The author’s policy takeaways for Hong Kong and Asia‑Pacific
First, AI policy should treat “energy and compute” as a first principle, not an afterthought behind data and algorithms.
For Hong Kong and Asia‑Pacific, that means planning cross‑border grids, green and nuclear power, and potential future access to orbital compute networks.
Treat space data centers as long‑term options
Second, the author suggests seeing space data centers as long‑term strategic options, not short‑term fixes.
Near term, expect testbeds like Lumen Orbit’s planned micro data‑center satellite and Google’s 2027 Suncatcher prototype, not massive production systems.
Think in terms of an infrastructure portfolio
Third, future AGI infrastructure will likely be a “portfolio”: more efficient chips, advanced cooled terrestrial super‑centers, cross‑border green and nuclear power, plus a small fraction of orbital nodes.

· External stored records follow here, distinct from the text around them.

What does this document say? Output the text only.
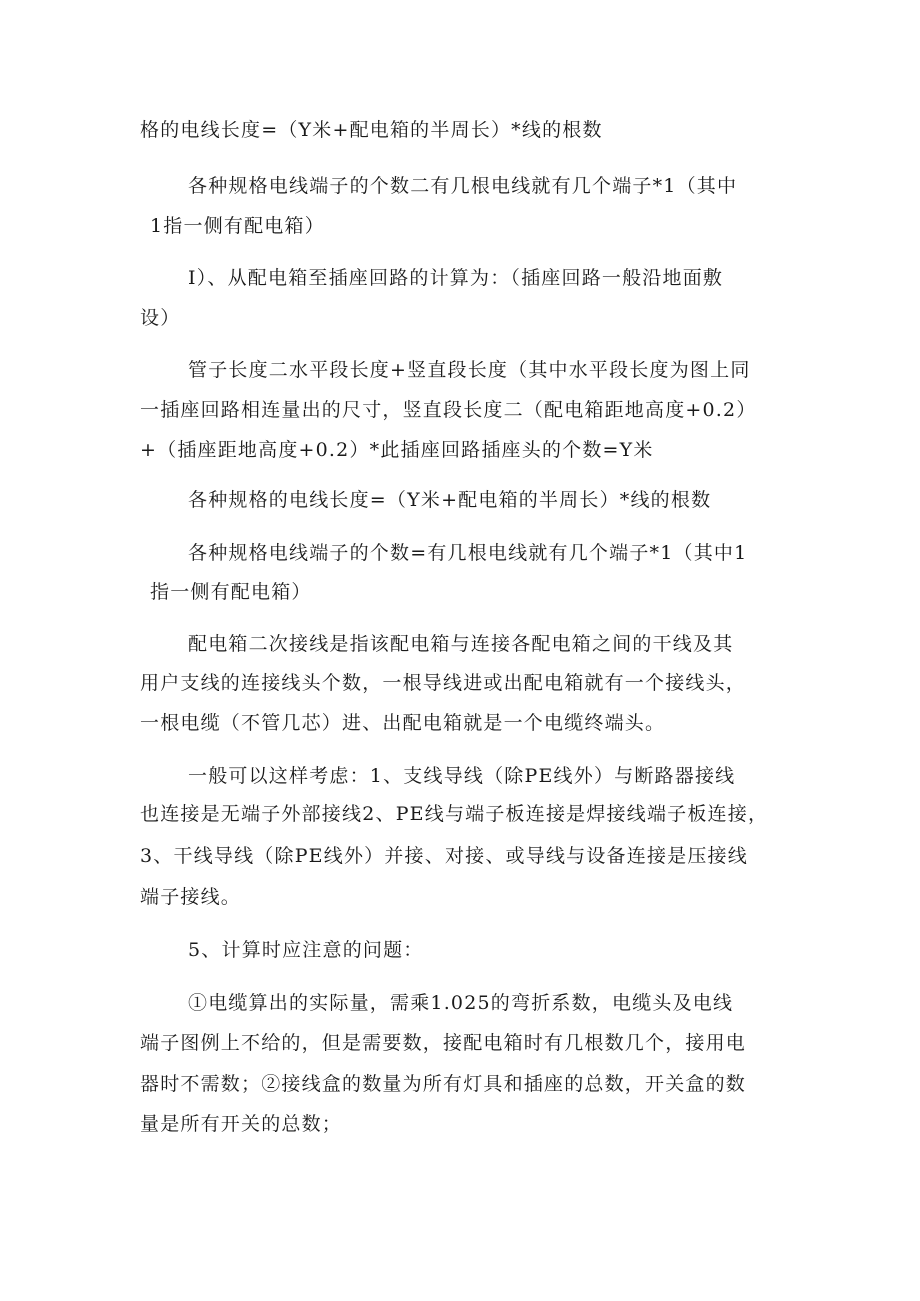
格的电线长度=（Y米+配电箱的半周长）*线的根数

各种规格电线端子的个数二有几根电线就有几个端子*1（其中

1指一侧有配电箱）

I）、从配电箱至插座回路的计算为：（插座回路一般沿地面敷

设）

管子长度二水平段长度+竖直段长度（其中水平段长度为图上同

一插座回路相连量出的尺寸，竖直段长度二（配电箱距地高度+0.2）

+（插座距地高度+0.2）*此插座回路插座头的个数=Y米

各种规格的电线长度=（Y米+配电箱的半周长）*线的根数

各种规格电线端子的个数=有几根电线就有几个端子*1（其中1

指一侧有配电箱）

配电箱二次接线是指该配电箱与连接各配电箱之间的干线及其

用户支线的连接线头个数，一根导线进或出配电箱就有一个接线头，

一根电缆（不管几芯）进、出配电箱就是一个电缆终端头。

一般可以这样考虑：1、支线导线（除PE线外）与断路器接线

也连接是无端子外部接线2、PE线与端子板连接是焊接线端子板连接，

3、干线导线（除PE线外）并接、对接、或导线与设备连接是压接线

端子接线。

5、计算时应注意的问题：

①电缆算出的实际量，需乘1.025的弯折系数，电缆头及电线

端子图例上不给的，但是需要数，接配电箱时有几根数几个，接用电

器时不需数；②接线盒的数量为所有灯具和插座的总数，开关盒的数

量是所有开关的总数；
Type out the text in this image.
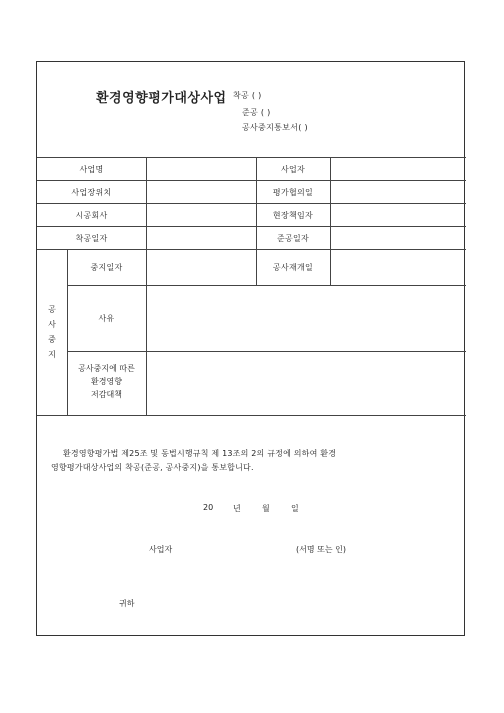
환경영향평가대상사업 착공 ( )
준공 ( )
공사중지통보서( )
사업명	사업자
사업장위치	평가협의일
시공회사	현장책임자
착공일자	준공일자
공
사
중
지
중지일자	공사재개일
사유
공사중지에 따른
환경영향
저감대책
환경영향평가법 제25조 및 동법시행규칙 제 13조의 2의 규정에 의하여 환경
영향평가대상사업의 착공(준공, 공사중지)을 통보합니다.
20 년	월	일
사업자	(서명 또는 인)
귀하
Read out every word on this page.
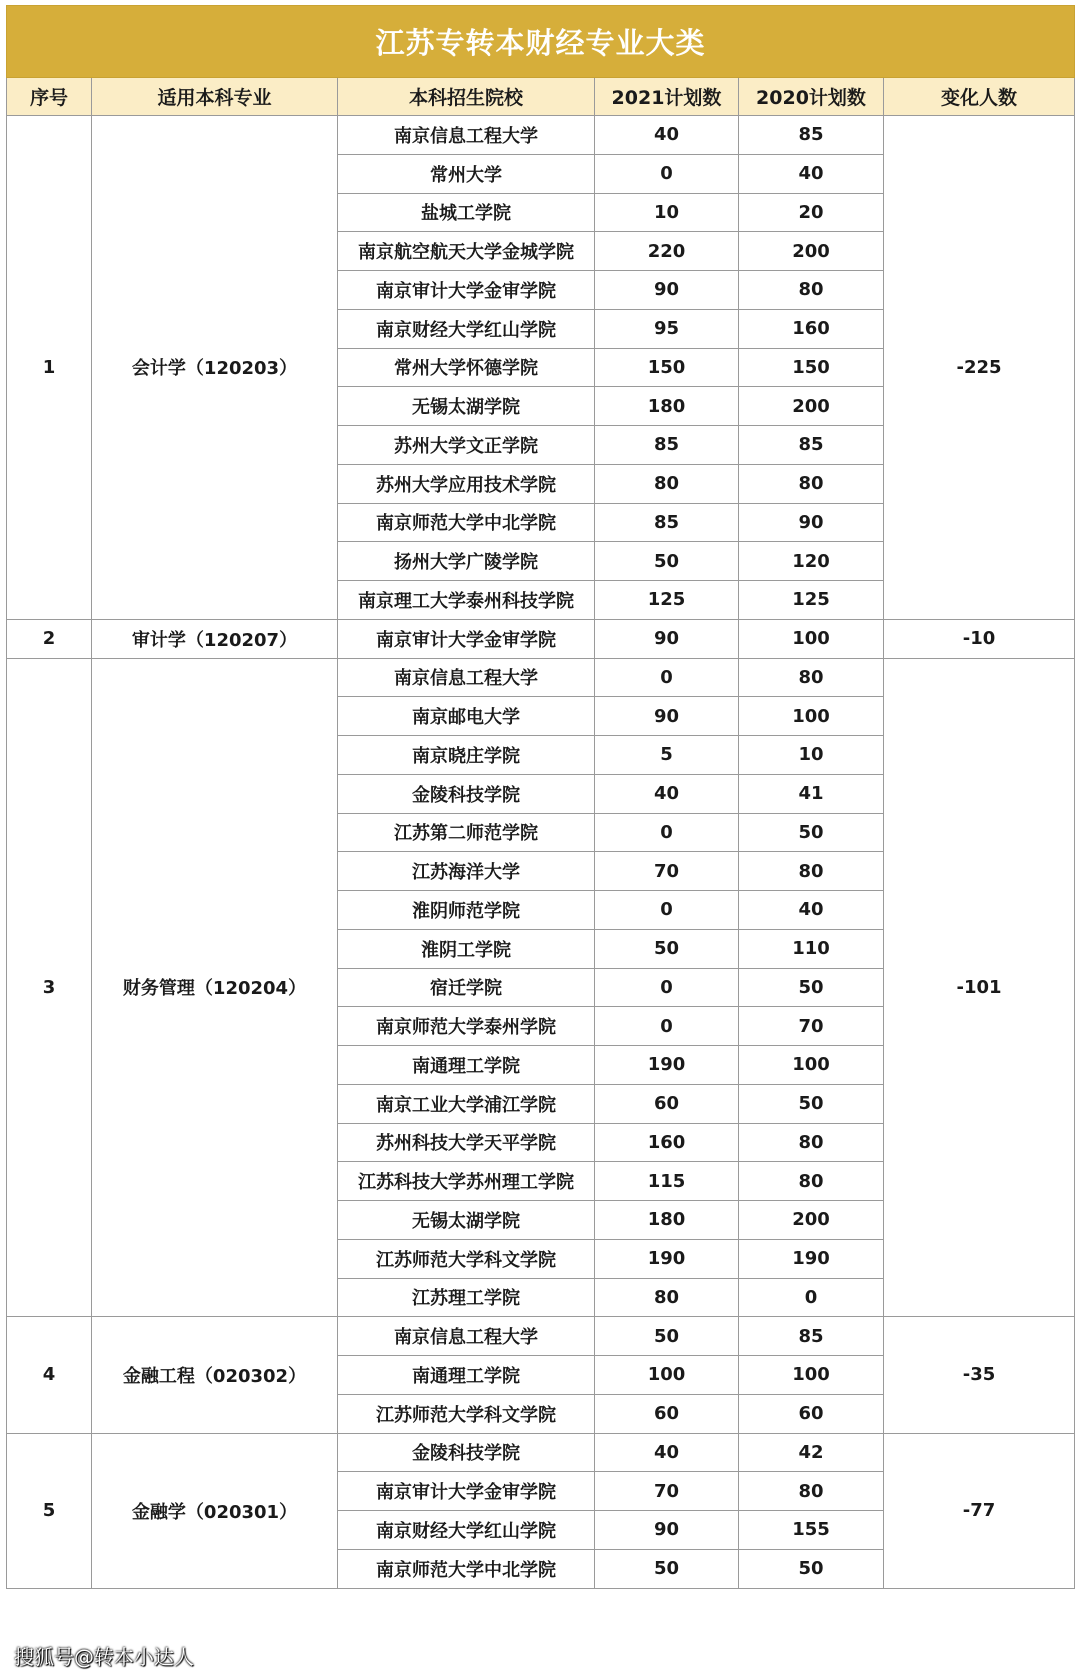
江苏专转本财经专业大类					
序号	适用本科专业	本科招生院校	2021计划数	2020计划数	变化人数
1	会计学（120203）	南京信息工程大学	40	85	-225
		常州大学	0	40	
		盐城工学院	10	20	
		南京航空航天大学金城学院	220	200	
		南京审计大学金审学院	90	80	
		南京财经大学红山学院	95	160	
		常州大学怀德学院	150	150	
		无锡太湖学院	180	200	
		苏州大学文正学院	85	85	
		苏州大学应用技术学院	80	80	
		南京师范大学中北学院	85	90	
		扬州大学广陵学院	50	120	
		南京理工大学泰州科技学院	125	125	
2	审计学（120207）	南京审计大学金审学院	90	100	-10
3	财务管理（120204）	南京信息工程大学	0	80	-101
		南京邮电大学	90	100	
		南京晓庄学院	5	10	
		金陵科技学院	40	41	
		江苏第二师范学院	0	50	
		江苏海洋大学	70	80	
		淮阴师范学院	0	40	
		淮阴工学院	50	110	
		宿迁学院	0	50	
		南京师范大学泰州学院	0	70	
		南通理工学院	190	100	
		南京工业大学浦江学院	60	50	
		苏州科技大学天平学院	160	80	
		江苏科技大学苏州理工学院	115	80	
		无锡太湖学院	180	200	
		江苏师范大学科文学院	190	190	
		江苏理工学院	80	0	
4	金融工程（020302）	南京信息工程大学	50	85	-35
		南通理工学院	100	100	
		江苏师范大学科文学院	60	60	
5	金融学（020301）	金陵科技学院	40	42	-77
		南京审计大学金审学院	70	80	
		南京财经大学红山学院	90	155	
		南京师范大学中北学院	50	50	
搜狐号@转本小达人
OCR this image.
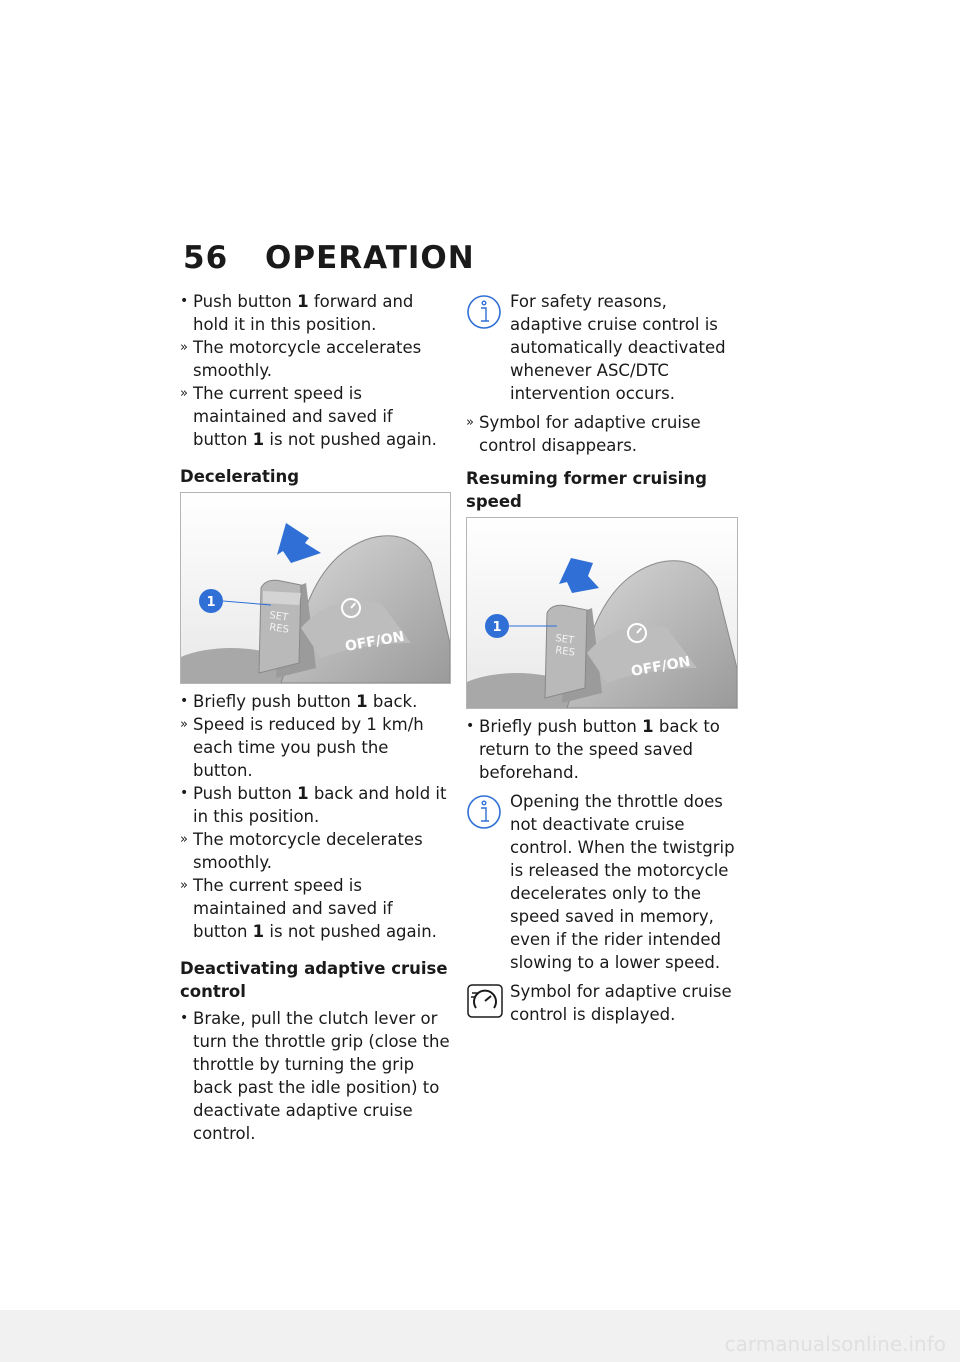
56 OPERATION
• Push button 1 forward and hold it in this position.
» The motorcycle accelerates smoothly.
» The current speed is maintained and saved if button 1 is not pushed again.
Decelerating
1
SET
RES	OFF/ON
• Briefly push button 1 back.
» Speed is reduced by 1 km/h each time you push the button.
• Push button 1 back and hold it in this position.
» The motorcycle decelerates smoothly.
» The current speed is maintained and saved if button 1 is not pushed again.
Deactivating adaptive cruise control
• Brake, pull the clutch lever or turn the throttle grip (close the throttle by turning the grip back past the idle position) to deactivate adaptive cruise control.

For safety reasons, adaptive cruise control is automatically deactivated whenever ASC/DTC intervention occurs.

» Symbol for adaptive cruise control disappears.
Resuming former cruising speed
1
SET
RES
OFF/ON
• Briefly push button 1 back to return to the speed saved beforehand.

Opening the throttle does not deactivate cruise control. When the twistgrip is released the motorcycle decelerates only to the speed saved in memory, even if the rider intended slowing to a lower speed.

Symbol for adaptive cruise control is displayed.

carmanualsonline.info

Even if orbital compute eventually supplies only 1–5 percent of total capacity, today’s debates are already shaping its regulatory and market framework.
Between “ridiculous” and “inevitable”: where should Hong Kong stand?
The author leans toward Altman’s realism for this decade: orbital data centers are very unlikely to rapidly reshape the AI energy map.
Yet in the longer term, as AI demand keeps rising and Earth‑based externalities mount, “looking up to the sun” may shift from seeming absurd to feeling inevitable.
The core question for the region
For Hong Kong and Asia‑Pacific, the key issue is not who is right in the Musk–Altman dispute.
It is how the region positions itself—regulator, collaborator, standards‑setter or fast‑follower—when today’s “crazy” orbital infrastructure proposals start becoming actual policy and capital‑market options.